The report states that during the year the government of Azerbaijan on spurious charges had arrested and convicted a dozen of people, including leading human rights activists and journalists; it has also frozen the bank accounts of at least 50 independent NGOs and their leaders, hampered their work, refusing to register the foreign grants, and had adopted amendments to the legislation restricting the work of independent groups. Many of the prisoners complained of ill-treatment by the police. Many organizations were forced to cease operations.
The report reads that the repression continued even during the presidency of Azerbaijan in the Committee of Ministers of the Council of Europe, which is the main authority in the field of human rights in Europe. The Azerbaijani government should release all the political prisoners and should stop the repressions.
"Instead of using his position in the Council of Europe to address the long-standing problems in the field of human rights in the country, the government came down on his critics with false accusations, detaining more than 34 human rights defenders, political and civil society activists, journalists and bloggers, forcing the others to flee the country or to hide," the report reads.
Azerbaijan's international partners condemned Baku for the repressions, but did not fully use leverage in their relations with the Government of Azerbaijan to ensure the rights improvements, the report continues.
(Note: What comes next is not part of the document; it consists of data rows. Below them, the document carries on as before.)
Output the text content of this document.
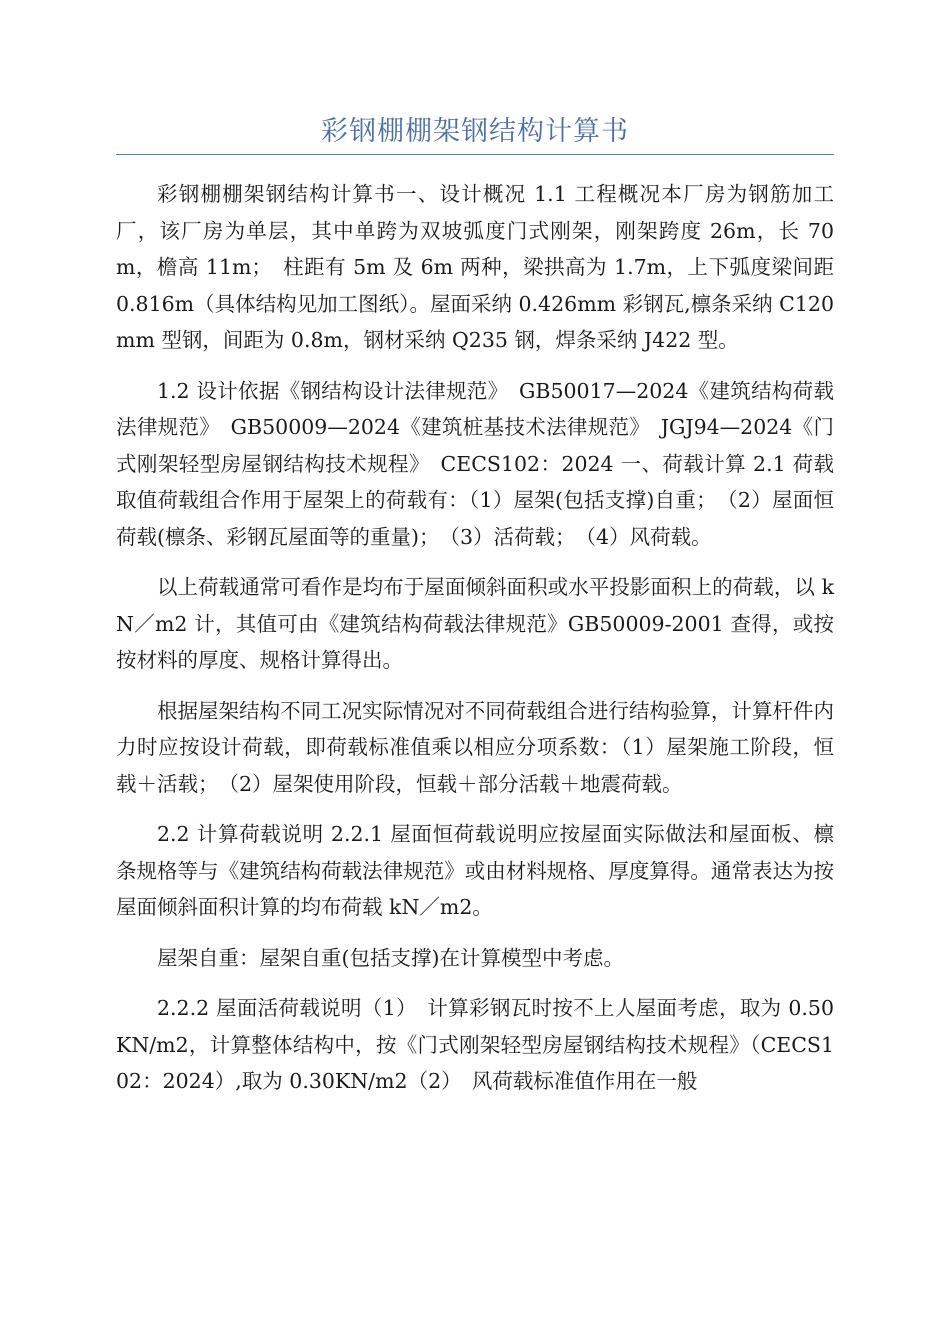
彩钢棚棚架钢结构计算书

彩钢棚棚架钢结构计算书一、设计概况 1.1 工程概况本厂房为钢筋加工厂，该厂房为单层，其中单跨为双坡弧度门式刚架，刚架跨度 26m，长 70m，檐高 11m；　柱距有 5m 及 6m 两种，梁拱高为 1.7m，上下弧度梁间距 0.816m（具体结构见加工图纸）。屋面采纳 0.426mm 彩钢瓦,檩条采纳 C120mm 型钢，间距为 0.8m，钢材采纳 Q235 钢，焊条采纳 J422 型。

1.2 设计依据《钢结构设计法律规范》　GB50017—2024《建筑结构荷载法律规范》　GB50009—2024《建筑桩基技术法律规范》　JGJ94—2024《门式刚架轻型房屋钢结构技术规程》　CECS102：2024 一、荷载计算 2.1 荷载取值荷载组合作用于屋架上的荷载有：（1）屋架(包括支撑)自重；　（2）屋面恒荷载(檩条、彩钢瓦屋面等的重量)；　（3）活荷载；　（4）风荷载。

以上荷载通常可看作是均布于屋面倾斜面积或水平投影面积上的荷载，以 kN／m2 计，其值可由《建筑结构荷载法律规范》GB50009-2001 查得，或按按材料的厚度、规格计算得出。

根据屋架结构不同工况实际情况对不同荷载组合进行结构验算，计算杆件内力时应按设计荷载，即荷载标准值乘以相应分项系数：（1）屋架施工阶段，恒载＋活载；　（2）屋架使用阶段，恒载＋部分活载＋地震荷载。

2.2 计算荷载说明 2.2.1 屋面恒荷载说明应按屋面实际做法和屋面板、檩条规格等与《建筑结构荷载法律规范》或由材料规格、厚度算得。通常表达为按屋面倾斜面积计算的均布荷载 kN／m2。

屋架自重：屋架自重(包括支撑)在计算模型中考虑。

2.2.2 屋面活荷载说明（1）　计算彩钢瓦时按不上人屋面考虑，取为 0.50KN/m2，计算整体结构中，按《门式刚架轻型房屋钢结构技术规程》（CECS102：2024）,取为 0.30KN/m2（2）　风荷载标准值作用在一般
"The Council of Europe and other international partners of Baku should make it clear that such behavior is unacceptable, and urge the immediate release of political prisoners," said the senior researcher of “Human Rights Watch” for the South Caucasus Giorgi Gogia.
According to the report European games are to be held in Azerbaijan this year. The organizers of the European games are the National Olympic Committees of Europe, which means that the country must preserve the human rights principles of the Olympic Charter. The authorities of Azerbaijan, on the contrary, put pressure on critics, reduce foreign funding, froze bank accounts of independent groups, threaten and detain journalists and activists of social media.
"The organizers of the European games should urgently examine nasty history of Eurovision 2012 that was held in Azerbaijan," the report reads.